NETFLIX VOIR VIDEO ESSAY BEAUTIFUL LOVE LETTER TO JAWS
Voir, a new Netflix series that are visual essays about the love of cinema, featured Jaws in its opening episode.
It's a film that for many entwines both love and cinema and its power only grows stronger with each passing year. Chewing the fat about the first summer blockbuster was Sasha Stone in her beatiful essay, entitled Summer of the Shark.
Sasha says: "On June 20th one movie opened that changed everything, not just the future of Hollywood, but the lives of an entire generation. I know, because I was there.
"It was not just a movie. It was THE movie... The Year was 1975, and that movie was Jaws."
She narrates a joyous video essay, which features a combination of scenes from the film such as Chrissie's attack, complete with cutaways to people covering their faces with their hands, Ben Gardner's head, and the estuary victim scene.
And we get some wonderful recreations of the then 10-year-old Sasha taking in the Steven Spielberg classic for the first time.
It's like The Wonder Years meets Cinema Paradiso, with some spot on homages to the classic 1975 shark film, weaved into the narrative, that just make you beam with delight.
And it sucks you in, because although this is about Sasha in Topanga, this isn't just her story about Jaws, it also very much feels like our story of discovering Jaws and - like Quint at the end of the film - it never letting us go.
We discover how Sasha and her sister were dropped off for first show, and their mom wouldn't have to pick them up until after the last showing, Sasha and her sister wound up seeing Jaws at least 40 times that summer.

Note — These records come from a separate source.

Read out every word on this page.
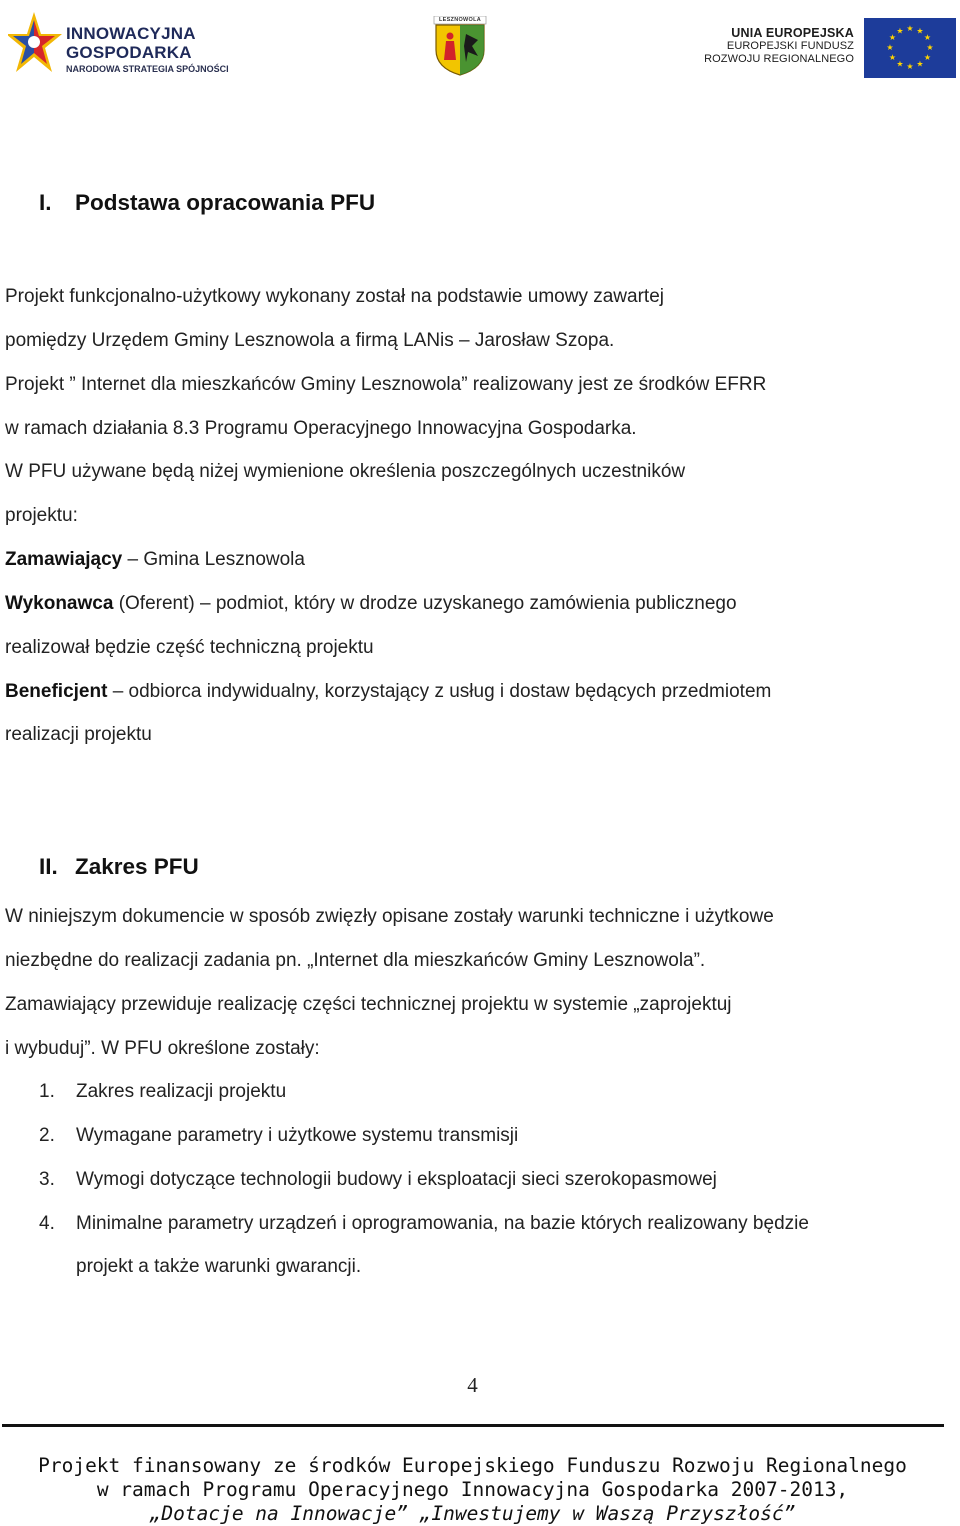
INNOWACYJNA
GOSPODARKA
NARODOWA STRATEGIA SPÓJNOŚCI
LESZNOWOLA
UNIA EUROPEJSKA
EUROPEJSKI FUNDUSZ
ROZWOJU REGIONALNEGO
★ ★
★
★
★
★
★
★
★
★
★
★
I. Podstawa opracowania PFU
Projekt funkcjonalno-użytkowy wykonany został na podstawie umowy zawartej
pomiędzy Urzędem Gminy Lesznowola a firmą LANis – Jarosław Szopa.
Projekt ” Internet dla mieszkańców Gminy Lesznowola” realizowany jest ze środków EFRR
w ramach działania 8.3 Programu Operacyjnego Innowacyjna Gospodarka.
W PFU używane będą niżej wymienione określenia poszczególnych uczestników
projektu:
Zamawiający – Gmina Lesznowola
Wykonawca (Oferent) – podmiot, który w drodze uzyskanego zamówienia publicznego
realizował będzie część techniczną projektu
Beneficjent – odbiorca indywidualny, korzystający z usług i dostaw będących przedmiotem
realizacji projektu
II. Zakres PFU
W niniejszym dokumencie w sposób zwięzły opisane zostały warunki techniczne i użytkowe
niezbędne do realizacji zadania pn. „Internet dla mieszkańców Gminy Lesznowola”.
Zamawiający przewiduje realizację części technicznej projektu w systemie „zaprojektuj
i wybuduj”. W PFU określone zostały:
1. Zakres realizacji projektu
2. Wymagane parametry i użytkowe systemu transmisji
3. Wymogi dotyczące technologii budowy i eksploatacji sieci szerokopasmowej
4. Minimalne parametry urządzeń i oprogramowania, na bazie których realizowany będzie
projekt a także warunki gwarancji.
4
Projekt finansowany ze środków Europejskiego Funduszu Rozwoju Regionalnego
w ramach Programu Operacyjnego Innowacyjna Gospodarka 2007-2013,
„Dotacje na Innowacje” „Inwestujemy w Waszą Przyszłość”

That's how you do Jaws. You can't help but smile at those 1970s theater recreations as they watch key scenes in the film unfold.
We also discover that the movie was an escape from the violence they encountered at home from their mom's partner.
Amity Island became their island, them jumping at the chance to recreate Chrissie's death anytime they were near the water and a treehouse on their backyard becoming the Orca. And The Jaws Log by Carl Gottlieb was their Bible.
They became shark experts and got their hands on Super 8 cameras so they could make their own movies.
Sasha said: "After that nothing would ever be the same, not summers, not movies, not beaches, and not me."
And so say all of us.
Jaws fans and film fans should check out this heartfelt video essay, which encapsulates so much about growing up in 1975, so much about being a Jaws fan, so much that we can all relate to. And it does it all with great aplomb in just over 17 minutes. Sasha's essay is simply stunning.
She said: "As much as I loved Jaws then, I was not capable of fully understanding the complexities of the characters, or the mastery of the film making at 10-years-old, maybe not even at 20.
"But if yow watch a movie enough times, you start to notice things. The more times I watched it, the closer I looked. The closer I looked the more I saw, things I didn't catch the first 30 times.
"With each new discovery, it was like a whole new movie appeared. It was the ridiculous and the sublime, the exhilaration.
"Steven Spielberg serving up unflinching terror and child-like wonder in one perfectly composed shot after another. His whole creative team firing on all cylinders.
"Jaws comes alive in all the senses. You smell it, you hear it, you taste it, you live it. And the second it was over, I want to get right back in line for more."
Sound familiar to anyone who is a Jaws fan? Sasha's dive beneath the surface of the impact of Jaws on her and her life reveals that for many of us Jaws has been a constant companion in our lives and helped get us through good times and bad. It's a familiar friend, and as we change our perception of it changes after we've let it breathe for a little while.
After all, Amity, as we know, means friendship.
Discover Sasha's video essay on Jaws and its lasting impact in Voir, now showing on Netflix.